There are other considerations expressed by small-firm respondents. Only one in four reported workload increases, and three of every four said their firms valued their contributions. Not even half of big-firm lawyers (48 percent) said the same.
“I made the move because I found that I couldn’t control my destiny as well in a large law firm,” says Victor Medina, a name partner at the Pennington, N.J., firm Medina, Martinez & Castroll. Medina, who blogs about small-firm life, previously practiced corporate law at Bingham McCutchen and Drinker Biddle & Reath.
Work-life balance continues to be a problem for lawyers in private practice regardless of the size of their practice.
That said, no group of lawyers was more satisfied with their professional lives than those in the public sector, where overwhelming numbers said they were satisfied with their careers (68 percent), their work-life balance (62 percent) and the appreciation they feel in the workplace (70 percent).
Bench Strength
Two of every three lawyers surveyed said they are concerned that the court system they serve is becoming too political. The same number said they are concerned about the independence of the judiciary.
Lawyers from large firms and midsize firms expressed less concern about judicial politicization than others. But both groups expressed a slightly higher degree of alarm when asked about the issue of judicial independence.
Yet the highest degree of concern was registered among public sector lawyers, including local prosecutors, public defenders and lawyers for agencies at all levels of government. These are the lawyers who most often deal with hot-button social and political issues as a matter of everyday concern.
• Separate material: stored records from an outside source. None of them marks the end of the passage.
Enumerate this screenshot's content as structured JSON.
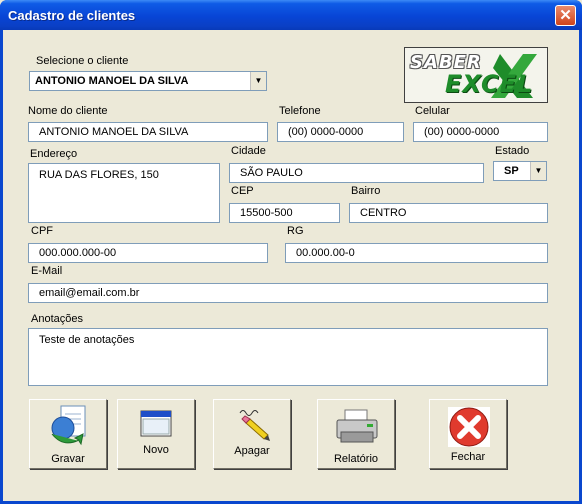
{
  "window": {
    "title": "Cadastro de clientes",
    "close_glyph": "✕"
  },
  "client_select": {
    "label": "Selecione o cliente",
    "value": "ANTONIO MANOEL DA SILVA"
  },
  "logo": {
    "line1": "SABER",
    "line2": "EXCEL"
  },
  "fields": {
    "nome": {
      "label": "Nome do cliente",
      "value": "ANTONIO MANOEL DA SILVA"
    },
    "telefone": {
      "label": "Telefone",
      "value": "(00) 0000-0000"
    },
    "celular": {
      "label": "Celular",
      "value": "(00) 0000-0000"
    },
    "endereco": {
      "label": "Endereço",
      "value": "RUA DAS FLORES, 150"
    },
    "cidade": {
      "label": "Cidade",
      "value": "SÃO PAULO"
    },
    "estado": {
      "label": "Estado",
      "value": "SP"
    },
    "cep": {
      "label": "CEP",
      "value": "15500-500"
    },
    "bairro": {
      "label": "Bairro",
      "value": "CENTRO"
    },
    "cpf": {
      "label": "CPF",
      "value": "000.000.000-00"
    },
    "rg": {
      "label": "RG",
      "value": "00.000.00-0"
    },
    "email": {
      "label": "E-Mail",
      "value": "email@email.com.br"
    },
    "anotacoes": {
      "label": "Anotações",
      "value": "Teste de anotações"
    }
  },
  "buttons": {
    "gravar": "Gravar",
    "novo": "Novo",
    "apagar": "Apagar",
    "relatorio": "Relatório",
    "fechar": "Fechar"
  },
  "colors": {
    "titlebar": "#0A47CE",
    "face": "#ECE9D8",
    "field_border": "#7F9DB9",
    "logo_green": "#1E8C2A"
  }
}
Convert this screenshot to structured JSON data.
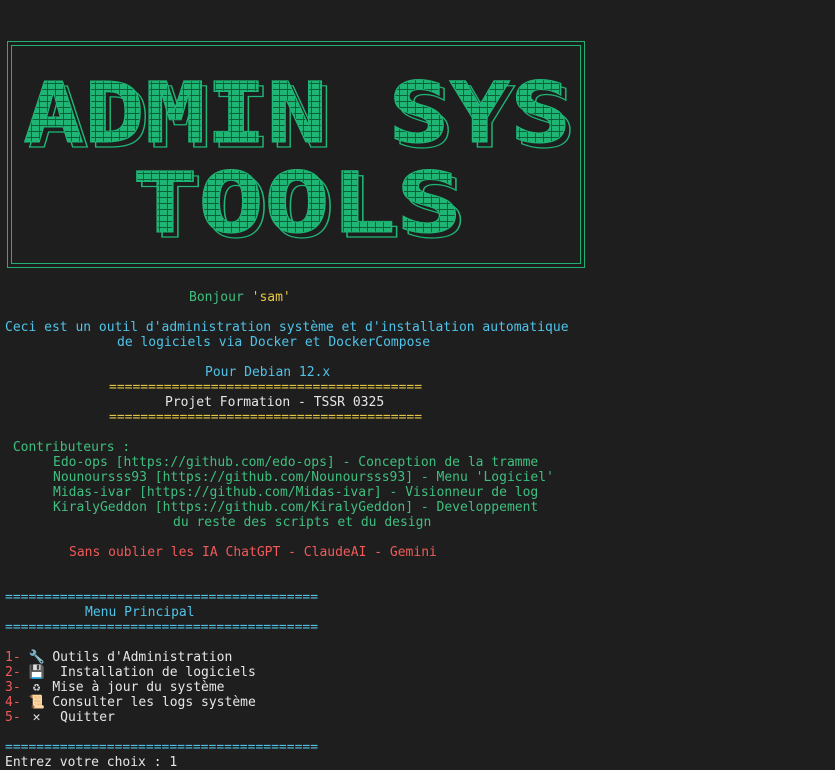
{
  "banner": {
    "line1": "ADMIN SYS",
    "line2": "TOOLS",
    "color": "#1fb575"
  },
  "greeting": {
    "prefix": "Bonjour ",
    "user": "'sam'"
  },
  "description": {
    "line1": "Ceci est un outil d'administration système et d'installation automatique",
    "line2": "de logiciels via Docker et DockerCompose"
  },
  "target": "Pour Debian 12.x",
  "project": {
    "separator": "========================================",
    "title": "Projet Formation - TSSR 0325"
  },
  "contributors": {
    "heading": " Contributeurs :",
    "items": [
      "Edo-ops [https://github.com/edo-ops] - Conception de la tramme",
      "Nounoursss93 [https://github.com/Nounoursss93] - Menu 'Logiciel'",
      "Midas-ivar [https://github.com/Midas-ivar] - Visionneur de log",
      "KiralyGeddon [https://github.com/KiralyGeddon] - Developpement"
    ],
    "continuation": "du reste des scripts et du design"
  },
  "thanks": "Sans oublier les IA ChatGPT - ClaudeAI - Gemini",
  "menu": {
    "separator": "========================================",
    "title": "Menu Principal",
    "items": [
      {
        "num": "1-",
        "icon": "🔧",
        "label": "Outils d'Administration"
      },
      {
        "num": "2-",
        "icon": "💾",
        "label": " Installation de logiciels"
      },
      {
        "num": "3-",
        "icon": "♻",
        "label": "Mise à jour du système"
      },
      {
        "num": "4-",
        "icon": "📜",
        "label": "Consulter les logs système"
      },
      {
        "num": "5-",
        "icon": "✕",
        "label": " Quitter"
      }
    ]
  },
  "prompt": {
    "text": "Entrez votre choix : ",
    "value": "1"
  }
}
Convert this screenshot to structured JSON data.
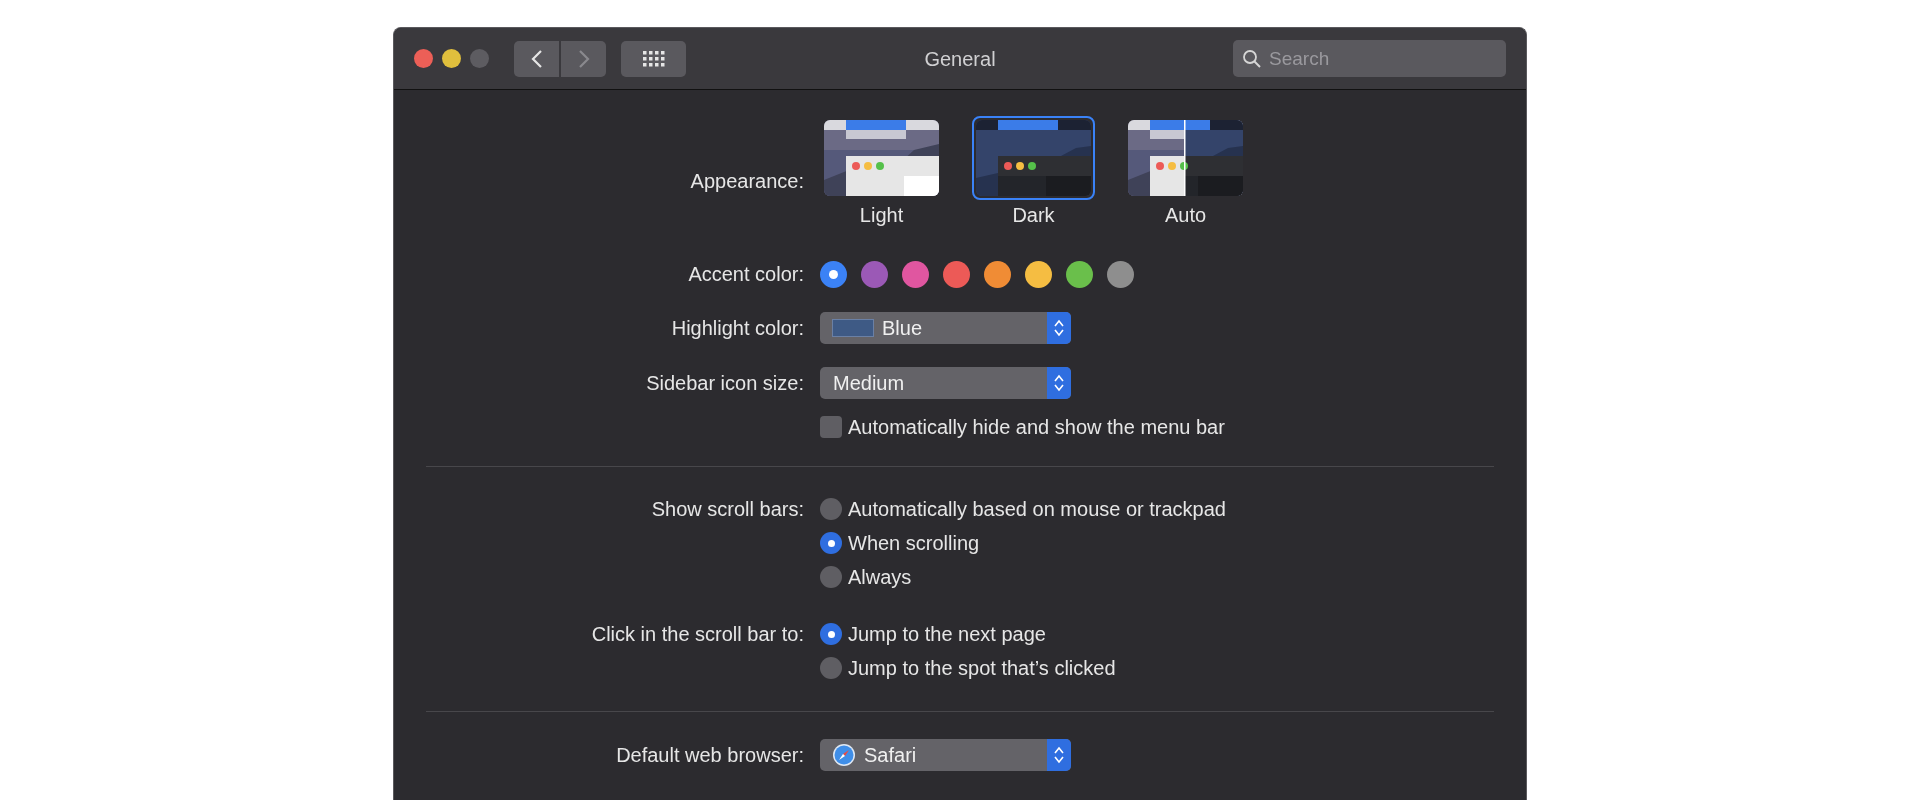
{
  "window": {
    "title": "General",
    "window_buttons": [
      {
        "kind": "close",
        "disabled": false
      },
      {
        "kind": "minimize",
        "disabled": false
      },
      {
        "kind": "zoom",
        "disabled": true
      }
    ],
    "nav": {
      "back": {
        "disabled": false
      },
      "forward": {
        "disabled": true
      }
    },
    "search": {
      "placeholder": "Search"
    }
  },
  "appearance": {
    "label": "Appearance:",
    "options": [
      {
        "label": "Light",
        "kind": "light",
        "selected": false
      },
      {
        "label": "Dark",
        "kind": "dark",
        "selected": true
      },
      {
        "label": "Auto",
        "kind": "auto",
        "selected": false
      }
    ]
  },
  "accent_color": {
    "label": "Accent color:",
    "swatches": [
      {
        "color": "#3b82f6",
        "selected": true
      },
      {
        "color": "#9b59b6",
        "selected": false
      },
      {
        "color": "#e056a0",
        "selected": false
      },
      {
        "color": "#ec5a57",
        "selected": false
      },
      {
        "color": "#f08c35",
        "selected": false
      },
      {
        "color": "#f5bd42",
        "selected": false
      },
      {
        "color": "#6abf4b",
        "selected": false
      },
      {
        "color": "#8e8e8e",
        "selected": false
      }
    ]
  },
  "highlight_color": {
    "label": "Highlight color:",
    "value": "Blue"
  },
  "sidebar_icon_size": {
    "label": "Sidebar icon size:",
    "value": "Medium"
  },
  "menu_bar": {
    "label": "Automatically hide and show the menu bar",
    "checked": false
  },
  "scroll_bars": {
    "label": "Show scroll bars:",
    "options": [
      {
        "label": "Automatically based on mouse or trackpad",
        "selected": false
      },
      {
        "label": "When scrolling",
        "selected": true
      },
      {
        "label": "Always",
        "selected": false
      }
    ]
  },
  "click_scroll_bar": {
    "label": "Click in the scroll bar to:",
    "options": [
      {
        "label": "Jump to the next page",
        "selected": true
      },
      {
        "label": "Jump to the spot that’s clicked",
        "selected": false
      }
    ]
  },
  "default_browser": {
    "label": "Default web browser:",
    "value": "Safari"
  }
}
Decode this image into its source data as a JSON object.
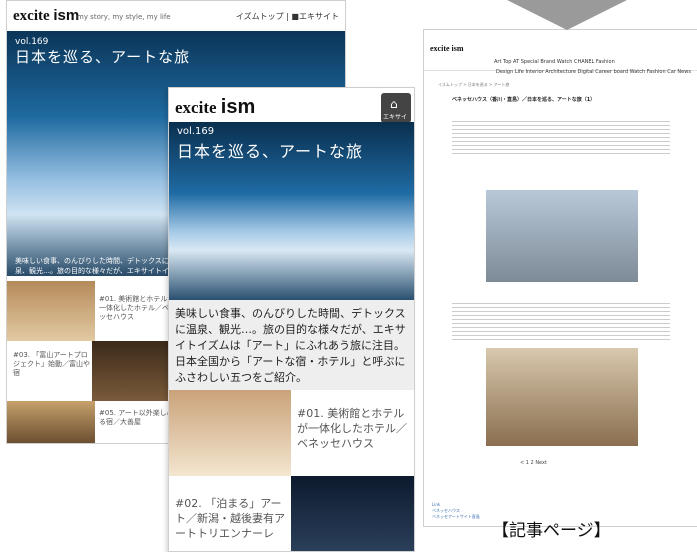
{
  "back_phone": {
    "logo": "excite",
    "logo_suffix": "ism",
    "tagline": "my story, my style, my life",
    "links": "イズムトップ | ■エキサイト",
    "vol": "vol.169",
    "title": "日本を巡る、アートな旅",
    "intro": "美味しい食事、のんびりした時間、デトックスに温泉、観光…。旅の目的な様々だが、エキサイトイズムは「アート」にふれあう旅に注目。日本全国から「アートな宿・ホテル」と呼ぶ",
    "items": [
      "#01. 美術館とホテルが一体化したホテル／ベネッセハウス",
      "#03. 「富山アートプロジェクト」始動／富山や宿",
      "#05. アート以外楽しめる宿／大善屋"
    ]
  },
  "front_phone": {
    "logo": "excite",
    "logo_suffix": "ism",
    "home_label": "エキサイト",
    "vol": "vol.169",
    "title": "日本を巡る、アートな旅",
    "intro": "美味しい食事、のんびりした時間、デトックスに温泉、観光…。旅の目的な様々だが、エキサイトイズムは「アート」にふれあう旅に注目。日本全国から「アートな宿・ホテル」と呼ぶにふさわしい五つをご紹介。",
    "items": [
      "#01. 美術館とホテルが一体化したホテル／ベネッセハウス",
      "#02. 「泊まる」アート／新潟・越後妻有アートトリエンナーレ"
    ]
  },
  "desktop_page": {
    "logo": "excite ism",
    "nav_primary": "Art Top   AT   Special   Brand Watch   CHANEL Fashion",
    "nav_secondary": "Design   Life   Interior   Architecture   Digital   Career board   Watch   Fashion   Car   News",
    "breadcrumb": "イズムトップ > 日本を巡る > アート旅",
    "title": "ベネッセハウス（香川・直島）／日本を巡る、アートな旅（1）",
    "pager": "<   1   2   Next",
    "links": "Link\nベネッセハウス\nベネッセアートサイト直島"
  },
  "caption": "【記事ページ】"
}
And nearly three in four say they are concerned on both counts: That the law has become too political and that judges have lost a degree of independence.
Fueling such sentiments, say some government lawyers, might be the increasingly aggressive tactics of single-interest groups and blanket coverage by a sometimes less circumspect media. “What you’re seeing more often is the demonizing of public officials for the decisions they make, as opposed to a balanced, fair analysis,” says Charles W. Thompson Jr., executive director of the International Municipal Lawyers Association.
A former head of the Montgomery County, Md., law department, he mentions issues such as immigration, abortion and same-sex marriage. “If you’re not the lead person, you’re seeing it with respect to the person in the office who is being demonized—and also catching a feel of what the other person is going through,” Thompson says.
Darcee S. Siegel, chair of the ABA’s Government and Public Sector Lawyers Division, agrees with that theory. She also mentions that government lawyers tend to be in court more often than those in other practice groups, so they would see political interference firsthand.
“It’s increasingly becoming more of a problem,” says Siegel, the assistant city attorney for North Miami Beach, Fla., “and an issue that needs to be dealt with.”